L'activité de rénovation chez Hexaom comprend des extensions et des réhabilitations de maisons. En tant que contractant général, notre expertise consiste à coordonner plusieurs artisans. Nous ne faisons pas de monogestes. Nos chantiers ne dépendent pas des aides, d'une éventuelle baisse du budget MaPrimeRénov'. Une partie du chiffre d'affaires provient des redevances versées par nos réseaux d'intermédiaires Illico Travaux et Camif Habitat. Comme l'an dernier, la rénovation sera en croissance en 2025.
En 2024, la promotion et l'aménagement foncier ont souffert, mais nous tablons cette année sur une croissance pour ces deux métiers. En promotion, nous ne dépendons pas non plus des aides, du dispositif Pinel qui vient de prendre fin. Les logements sont vendus aux bailleurs sociaux ou à des propriétaires occupants. En 2025, la rénovation, la promotion et l'aménagement foncier représenteront plus de 30 % du chiffre d'affaires du groupe.
« Une partie de l'argent consacré au foncier devrait être davantage dépensée sur le bâti pour répondre aux normes de plus en plus exigeantes. »
Quelles compétences avez-vous perdues depuis que la baisse de votre activité principale vous a obligé à réduire la masse salariale ?

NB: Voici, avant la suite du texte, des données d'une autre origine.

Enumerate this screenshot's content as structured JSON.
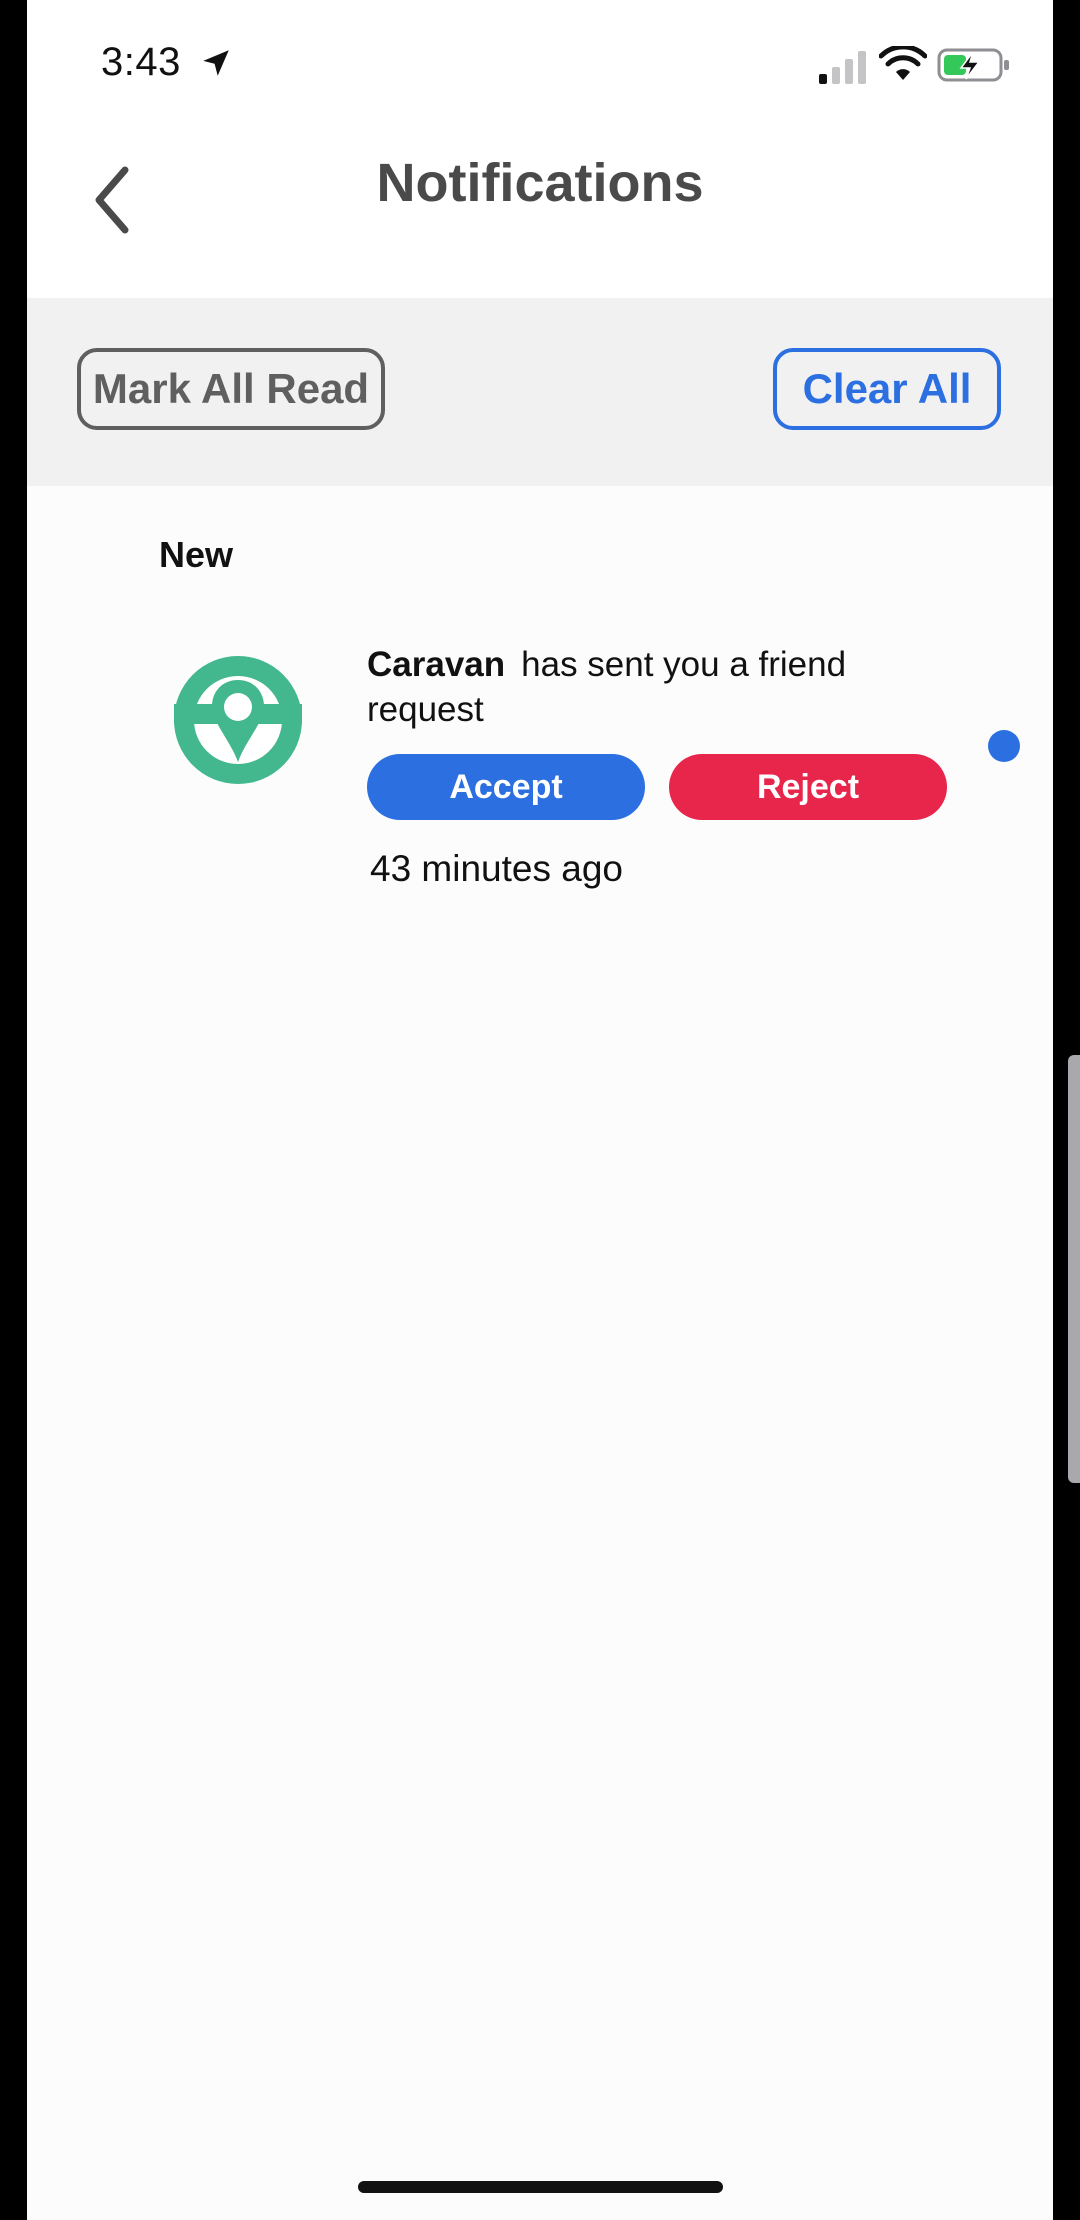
{
  "status_bar": {
    "time": "3:43",
    "icons": [
      "location-arrow-icon",
      "cellular-signal-icon",
      "wifi-icon",
      "battery-charging-icon"
    ]
  },
  "header": {
    "title": "Notifications",
    "back_icon": "chevron-left-icon"
  },
  "toolbar": {
    "mark_all_read_label": "Mark All Read",
    "clear_all_label": "Clear All"
  },
  "section": {
    "label": "New"
  },
  "notifications": [
    {
      "sender": "Caravan",
      "message": "has sent you a friend request",
      "accept_label": "Accept",
      "reject_label": "Reject",
      "time_ago": "43 minutes ago",
      "avatar_icon": "caravan-logo-icon",
      "unread": true
    }
  ],
  "colors": {
    "accent_blue": "#2b6fe0",
    "reject_red": "#e8254b",
    "logo_green": "#43b88f",
    "title_gray": "#4a4a4a",
    "toolbar_bg": "#f1f1f2"
  }
}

Nos effectifs ont baissé de 40 % depuis mars 2022.
Les équipes commerciales, les bureaux techniques, les conducteurs de chantier, les services supports… Tous les métiers ont été concernés. Il s'agissait aux deux tiers de départs volontaires non remplacés. Ce fut le cas de certains commerciaux pour lesquels une grosse partie de leur commission avait chuté. Ils ne gagnaient plus leur vie et ont préféré nous quitter. Il n'y a pas eu de plans sociaux et nous ne prévoyons pas de réduire encore la voilure.
Nous n'augmenterons les charges fixes en 2025 que si le marché des maisons repart et que nos activités annexes se développent.